9. The method of claim 3 wherein producing testing codes to test other systems for detecting a security weakness that could exist in other places on a network comprises implementing testing codes to test other non-targeted system in order to proactively find such a weakness existed in other systems.

10. The method of claim 1 wherein collecting attack traces or evidences using one or more network sniffer(s) comprises using one or more sniffer(s) in one or more types of hardware, software, and a combination of hardware and software.

11. The method of claim 1 wherein collecting one or more suspicious file objects' execution behavior log(s) using one or more sandbox(s) comprises

a. letting one or more suspicious object(s) execute in one or more isolated environment(s);

b. producing a behavior log from the above step; and

c. analyzing the behavior log for determining if the suspicious object is a malware including but not limited to a Trojan.

12. The method of claim 11 wherein letting one or more suspicious objects execute in one or more isolated environment(s) comprises executing one or more suspicious objects in one or more virtual machine(s) (VM(s)).

13. The method of claim 12 wherein executing one or more suspicious objects in one or more virtual machine(s) (VM(s)) comprises using a virtual machine manager (VMM) in either software or hardware for managing more than one VMs when more than one VMs are used.

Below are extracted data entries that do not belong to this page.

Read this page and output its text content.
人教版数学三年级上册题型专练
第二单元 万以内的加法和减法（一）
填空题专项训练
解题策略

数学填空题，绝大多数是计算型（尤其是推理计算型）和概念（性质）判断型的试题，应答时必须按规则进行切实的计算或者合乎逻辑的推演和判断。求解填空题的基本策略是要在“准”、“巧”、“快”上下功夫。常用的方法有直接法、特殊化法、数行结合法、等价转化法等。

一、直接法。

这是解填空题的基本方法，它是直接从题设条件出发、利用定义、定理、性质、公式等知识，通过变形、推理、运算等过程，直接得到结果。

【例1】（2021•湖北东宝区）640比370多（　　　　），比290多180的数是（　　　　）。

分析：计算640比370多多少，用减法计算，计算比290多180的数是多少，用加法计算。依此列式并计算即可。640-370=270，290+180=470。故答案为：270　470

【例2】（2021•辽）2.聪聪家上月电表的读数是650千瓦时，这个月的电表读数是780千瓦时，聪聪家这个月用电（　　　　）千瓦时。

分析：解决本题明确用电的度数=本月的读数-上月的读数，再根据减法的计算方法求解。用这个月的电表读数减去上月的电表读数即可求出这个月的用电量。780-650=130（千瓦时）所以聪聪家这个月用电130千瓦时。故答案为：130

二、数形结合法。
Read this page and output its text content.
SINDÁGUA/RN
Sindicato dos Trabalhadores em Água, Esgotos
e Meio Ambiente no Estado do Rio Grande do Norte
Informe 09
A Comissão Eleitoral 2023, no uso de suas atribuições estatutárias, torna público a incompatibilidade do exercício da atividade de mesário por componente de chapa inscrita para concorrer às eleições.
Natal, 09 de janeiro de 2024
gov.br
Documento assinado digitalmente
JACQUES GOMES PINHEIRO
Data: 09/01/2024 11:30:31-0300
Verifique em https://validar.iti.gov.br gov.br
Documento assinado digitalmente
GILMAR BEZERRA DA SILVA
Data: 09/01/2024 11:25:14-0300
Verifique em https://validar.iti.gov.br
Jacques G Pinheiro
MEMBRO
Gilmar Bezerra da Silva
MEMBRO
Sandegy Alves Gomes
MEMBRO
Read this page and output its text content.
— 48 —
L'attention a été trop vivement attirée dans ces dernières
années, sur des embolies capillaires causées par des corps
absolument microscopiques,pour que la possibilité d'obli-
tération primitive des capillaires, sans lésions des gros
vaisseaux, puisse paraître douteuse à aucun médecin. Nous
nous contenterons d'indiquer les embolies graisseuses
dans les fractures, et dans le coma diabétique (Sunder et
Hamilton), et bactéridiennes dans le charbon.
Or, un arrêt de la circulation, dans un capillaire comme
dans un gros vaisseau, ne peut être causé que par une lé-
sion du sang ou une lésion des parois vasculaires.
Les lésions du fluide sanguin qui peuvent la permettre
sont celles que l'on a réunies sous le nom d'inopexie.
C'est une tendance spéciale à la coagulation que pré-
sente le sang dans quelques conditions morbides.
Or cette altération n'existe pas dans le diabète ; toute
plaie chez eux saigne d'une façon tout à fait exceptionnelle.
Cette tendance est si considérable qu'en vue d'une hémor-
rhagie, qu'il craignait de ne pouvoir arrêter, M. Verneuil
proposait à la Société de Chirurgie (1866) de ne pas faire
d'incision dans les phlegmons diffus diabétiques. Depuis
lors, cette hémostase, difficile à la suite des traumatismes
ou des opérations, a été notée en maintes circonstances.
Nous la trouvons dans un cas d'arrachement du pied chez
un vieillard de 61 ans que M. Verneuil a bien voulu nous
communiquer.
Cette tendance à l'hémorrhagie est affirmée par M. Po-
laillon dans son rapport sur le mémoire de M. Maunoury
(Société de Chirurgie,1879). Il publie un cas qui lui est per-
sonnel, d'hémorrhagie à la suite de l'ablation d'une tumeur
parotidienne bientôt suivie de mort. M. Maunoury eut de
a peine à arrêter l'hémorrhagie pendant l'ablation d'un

14. The method of claim 1 wherein collecting one or more suspicious file object's execution behavior log(s) using one or more sandbox(s) comprising executing one or more of the following types of objects: exe, dll, doc, excel, pdf, flash, and URL.

15. The method of claim 1 wherein collecting one or more endpoint device's snapshot(s) comprises collecting information from one or more files of auto-run (AutoRun) file, pre-fetch list (PrefetchList), server list (ServiceList), driver list (DriverList), system information (SystemInfo), logon session (LoganSession), network information (NetInfo), process information (ProcessInfo), file tree (FileTree), event logs (EventLogs), system registry (SR), and master file table (MFT).